Камера, куда меня привели, и ее двое обитателей меня сперва совершенно не интересовали. Главным достоинством было то, что у одного из них были запасные тапочки и были они сорок второго размера. У меня после голодовки и карцера начало распухать все тело (началась пеллагра от голода) и особенно ноги. Кожа на них превратилась во что-то вроде рыбной чешуи, а распухли они так, что лопнула кожа на ступнях и даже пятках, я почти совсем не мог ходить и уж во всяком случае мне не годились свои тапочки тридцать восьмого размера.
Однако, прошла неделя, две, даже на тюремном рационе мне становилось легче, я постепенно приходил в себя, хотя, конечно, ни на какую прогулку ходить был не способен. Но в тюрьме уже стало известно, в какой я камере и в то время, когда соседи были на прогулке, мне постучали из соседней камеры и по кружке сказали, что соседи у меня неподходящие и сидеть с ними в одной камере не следует. К этому времени я уже и сам стал способен говорить, расспрашивать, сам что-то рассказывать. У нас установились довольно хорошие отношения и постепенно выяснилось, что один из соседей был какой-то мутный, с сомнительной репутацией, а второй — крупный, черноволосый, очень симпатичный девятнадцатилетний парень был изнасилован своими соседями за то, что оставленный дневальным, когда вся камера ушла на прогулку, не смог от сосущего голода сдержаться и съел чьи-то пайки, да еще запил водой с общественным сахаром. Несчастному парню я скорее сочувствовал и не знаю как бы отнесся к рекомендации воров, сидевших в соседней камере (хоть мне это, конечно бы сильно усложнило жизнь и сделало ее в тюрьме очень запутанной), но, к счастью, все стало на свои места. Люди в таком положении, как этот мой сосед, очень зависимы от администрации, что им скажут, то они вынуждены и делать — ведь теперь их можно превратить совсем в тряпку.

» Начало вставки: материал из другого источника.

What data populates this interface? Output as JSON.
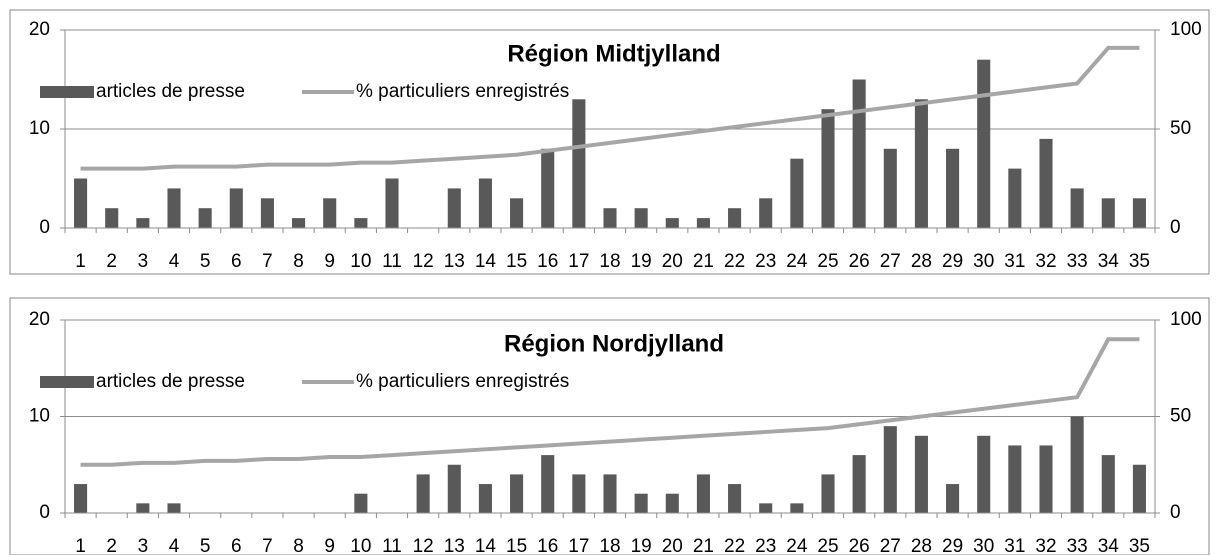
{
  "chart_data": [
    {
      "type": "bar-line",
      "title": "Région Midtjylland",
      "categories": [
        "1",
        "2",
        "3",
        "4",
        "5",
        "6",
        "7",
        "8",
        "9",
        "10",
        "11",
        "12",
        "13",
        "14",
        "15",
        "16",
        "17",
        "18",
        "19",
        "20",
        "21",
        "22",
        "23",
        "24",
        "25",
        "26",
        "27",
        "28",
        "29",
        "30",
        "31",
        "32",
        "33",
        "34",
        "35"
      ],
      "series": [
        {
          "name": "articles de presse",
          "color": "#595959",
          "values": [
            5,
            2,
            1,
            4,
            2,
            4,
            3,
            1,
            3,
            1,
            5,
            0,
            4,
            5,
            3,
            8,
            13,
            2,
            2,
            1,
            1,
            2,
            3,
            7,
            12,
            15,
            8,
            13,
            8,
            17,
            6,
            9,
            4,
            3,
            3
          ]
        },
        {
          "name": "% particuliers enregistrés",
          "color": "#a6a6a6",
          "axis": "y2",
          "values": [
            30,
            30,
            30,
            31,
            31,
            31,
            32,
            32,
            32,
            33,
            33,
            34,
            35,
            36,
            37,
            39,
            41,
            43,
            45,
            47,
            49,
            51,
            53,
            55,
            57,
            59,
            61,
            63,
            65,
            67,
            69,
            71,
            73,
            91,
            91
          ]
        }
      ],
      "ylim": [
        0,
        20
      ],
      "yticks": [
        0,
        10,
        20
      ],
      "y2lim": [
        0,
        100
      ],
      "y2ticks": [
        0,
        50,
        100
      ],
      "grid": true
    },
    {
      "type": "bar-line",
      "title": "Région Nordjylland",
      "categories": [
        "1",
        "2",
        "3",
        "4",
        "5",
        "6",
        "7",
        "8",
        "9",
        "10",
        "11",
        "12",
        "13",
        "14",
        "15",
        "16",
        "17",
        "18",
        "19",
        "20",
        "21",
        "22",
        "23",
        "24",
        "25",
        "26",
        "27",
        "28",
        "29",
        "30",
        "31",
        "32",
        "33",
        "34",
        "35"
      ],
      "series": [
        {
          "name": "articles de presse",
          "color": "#595959",
          "values": [
            3,
            0,
            1,
            1,
            0,
            0,
            0,
            0,
            0,
            2,
            0,
            4,
            5,
            3,
            4,
            6,
            4,
            4,
            2,
            2,
            4,
            3,
            1,
            1,
            4,
            6,
            9,
            8,
            3,
            8,
            7,
            7,
            10,
            6,
            5
          ]
        },
        {
          "name": "% particuliers enregistrés",
          "color": "#a6a6a6",
          "axis": "y2",
          "values": [
            25,
            25,
            26,
            26,
            27,
            27,
            28,
            28,
            29,
            29,
            30,
            31,
            32,
            33,
            34,
            35,
            36,
            37,
            38,
            39,
            40,
            41,
            42,
            43,
            44,
            46,
            48,
            50,
            52,
            54,
            56,
            58,
            60,
            90,
            90
          ]
        }
      ],
      "ylim": [
        0,
        20
      ],
      "yticks": [
        0,
        10,
        20
      ],
      "y2lim": [
        0,
        100
      ],
      "y2ticks": [
        0,
        50,
        100
      ],
      "grid": true
    }
  ]
}
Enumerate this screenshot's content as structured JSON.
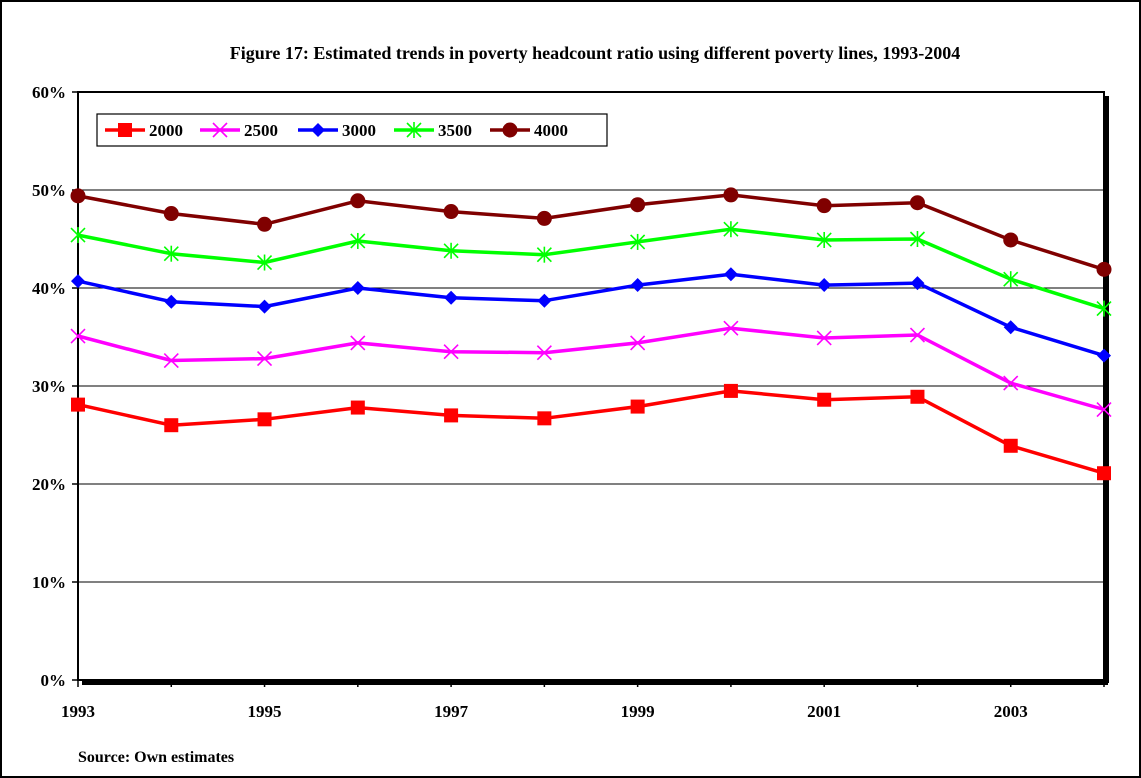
{
  "chart_data": {
    "type": "line",
    "title": "Figure 17: Estimated trends in poverty headcount ratio using different poverty lines, 1993-2004",
    "xlabel": "",
    "ylabel": "",
    "x": [
      1993,
      1994,
      1995,
      1996,
      1997,
      1998,
      1999,
      2000,
      2001,
      2002,
      2003,
      2004
    ],
    "x_tick_labels": [
      "1993",
      "1995",
      "1997",
      "1999",
      "2001",
      "2003"
    ],
    "y_tick_labels": [
      "0%",
      "10%",
      "20%",
      "30%",
      "40%",
      "50%",
      "60%"
    ],
    "ylim": [
      0,
      60
    ],
    "grid": "horizontal",
    "legend_position": "top-left",
    "source": "Source: Own estimates",
    "series": [
      {
        "name": "2000",
        "color": "#ff0000",
        "marker": "square",
        "values": [
          28.1,
          26.0,
          26.6,
          27.8,
          27.0,
          26.7,
          27.9,
          29.5,
          28.6,
          28.9,
          23.9,
          21.1
        ]
      },
      {
        "name": "2500",
        "color": "#ff00ff",
        "marker": "x",
        "values": [
          35.1,
          32.6,
          32.8,
          34.4,
          33.5,
          33.4,
          34.4,
          35.9,
          34.9,
          35.2,
          30.3,
          27.6
        ]
      },
      {
        "name": "3000",
        "color": "#0000ff",
        "marker": "diamond",
        "values": [
          40.7,
          38.6,
          38.1,
          40.0,
          39.0,
          38.7,
          40.3,
          41.4,
          40.3,
          40.5,
          36.0,
          33.1
        ]
      },
      {
        "name": "3500",
        "color": "#00ff00",
        "marker": "asterisk",
        "values": [
          45.4,
          43.5,
          42.6,
          44.8,
          43.8,
          43.4,
          44.7,
          46.0,
          44.9,
          45.0,
          40.9,
          37.9
        ]
      },
      {
        "name": "4000",
        "color": "#800000",
        "marker": "circle",
        "values": [
          49.4,
          47.6,
          46.5,
          48.9,
          47.8,
          47.1,
          48.5,
          49.5,
          48.4,
          48.7,
          44.9,
          41.9
        ]
      }
    ]
  }
}
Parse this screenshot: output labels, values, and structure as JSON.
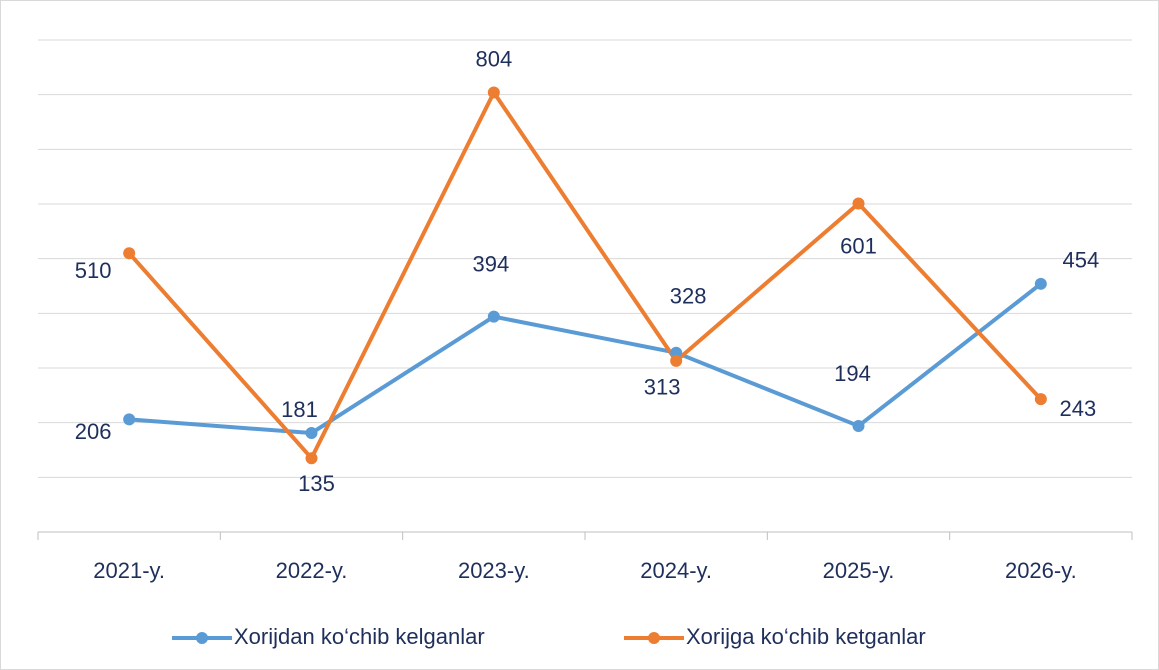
{
  "chart_data": {
    "type": "line",
    "categories": [
      "2021-y.",
      "2022-y.",
      "2023-y.",
      "2024-y.",
      "2025-y.",
      "2026-y."
    ],
    "series": [
      {
        "name": "Xorijdan ko‘chib kelganlar",
        "color": "#5b9bd5",
        "values": [
          206,
          181,
          394,
          328,
          194,
          454
        ]
      },
      {
        "name": "Xorijga ko‘chib ketganlar",
        "color": "#ed7d31",
        "values": [
          510,
          135,
          804,
          313,
          601,
          243
        ]
      }
    ],
    "ylim": [
      0,
      900
    ],
    "yticks": [
      0,
      100,
      200,
      300,
      400,
      500,
      600,
      700,
      800,
      900
    ],
    "grid": true,
    "legend": "bottom"
  }
}
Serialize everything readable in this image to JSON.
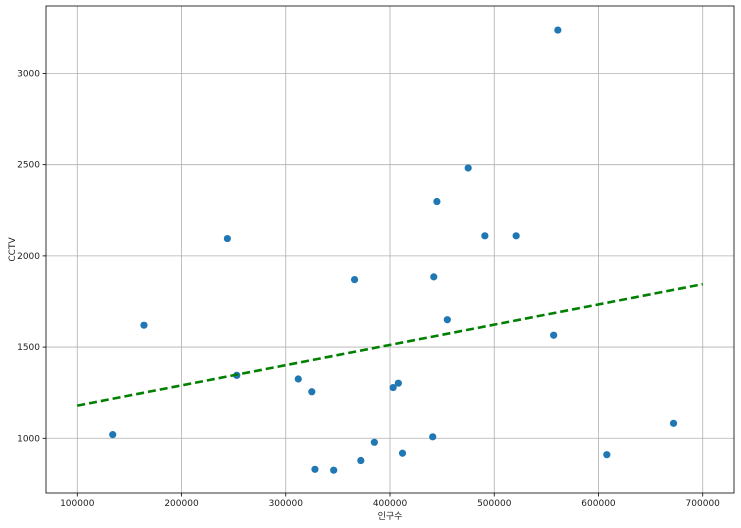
{
  "chart_data": {
    "type": "scatter",
    "title": "",
    "xlabel": "인구수",
    "ylabel": "CCTV",
    "xlim": [
      70000,
      730000
    ],
    "ylim": [
      700,
      3370
    ],
    "xticks": [
      100000,
      200000,
      300000,
      400000,
      500000,
      600000,
      700000
    ],
    "yticks": [
      1000,
      1500,
      2000,
      2500,
      3000
    ],
    "grid": true,
    "points": [
      {
        "x": 134000,
        "y": 1020
      },
      {
        "x": 164000,
        "y": 1620
      },
      {
        "x": 244000,
        "y": 2095
      },
      {
        "x": 253000,
        "y": 1345
      },
      {
        "x": 312000,
        "y": 1325
      },
      {
        "x": 325000,
        "y": 1255
      },
      {
        "x": 328000,
        "y": 830
      },
      {
        "x": 346000,
        "y": 825
      },
      {
        "x": 366000,
        "y": 1870
      },
      {
        "x": 372000,
        "y": 878
      },
      {
        "x": 385000,
        "y": 978
      },
      {
        "x": 403000,
        "y": 1278
      },
      {
        "x": 408000,
        "y": 1302
      },
      {
        "x": 412000,
        "y": 918
      },
      {
        "x": 441000,
        "y": 1008
      },
      {
        "x": 442000,
        "y": 1885
      },
      {
        "x": 445000,
        "y": 2298
      },
      {
        "x": 455000,
        "y": 1650
      },
      {
        "x": 475000,
        "y": 2482
      },
      {
        "x": 491000,
        "y": 2110
      },
      {
        "x": 521000,
        "y": 2110
      },
      {
        "x": 557000,
        "y": 1565
      },
      {
        "x": 561000,
        "y": 3238
      },
      {
        "x": 608000,
        "y": 910
      },
      {
        "x": 672000,
        "y": 1082
      }
    ],
    "trendline": {
      "x": [
        100000,
        700000
      ],
      "y": [
        1179,
        1845
      ],
      "color": "#008000",
      "style": "dashed"
    },
    "point_color": "#1f77b4"
  }
}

Но провинциальное верхнеуральское начальство было явно озабочено тем, как же меня окончательно доломать, заставить сдаться. И однажды, вернувшись от «кума» мой сосед честно мне рассказал, что написал под диктовку заявление о том, что был со мной знаком в Ленинграде, где я ему давал для распространения какие-то антисоветские листовки и платил ему за это. Но он деньги у меня брал, а листовки не распространяя прямо пачкой бросал в урну, а поэтому не знает их содержания. И кроме того я ему поручал торговать какими-то картинами в золотых рамах. Все это было убого, смешно, но в то же время опасно, а у меня уже хватало сил постоянно писать жалобы в прокуратуру и требовать, чтобы меня перевели в другую камеру — без провокаторов.
Еще около недели они поразмышляли, может быть дали мне еще немного поесть относительно нормальной еды, но потом охранник мне сказал «с вещами» и повел, правда не в другую камеру, а опять в карцер, правда не такой холодный, как был первый. И начался мой год в Верхнеуральске, где каждый месяц двадцать дней я проводил в камере (всегда новой для меня) после чего десять — в карцере. В каком порядке шли эти десять очень разных и всегда трудных, как все новые камеры, я уже не помню. Меня ни разу, как потенциального дезорганизатора не поместили в довольно крупную рабочую камеру. Тюрьма была заинтересована в трудовых показателях и ни воров, ни меня, ни еще двух-трех наиболее неподатливых заключенных в рабочие камеры не сажали. Меняли для них камеры на двоих, на троих (чтобы не было стабильных связей), карцеры (чаще всего для меня) и это была особая сфера интересов начальства.
Впрочем, бывали в тройниках (но недолго) и те, кто обычно был в рабочих камерах, так что и о них можно было узнать много интересного. Вообще же в тюрьме все обо всех знали.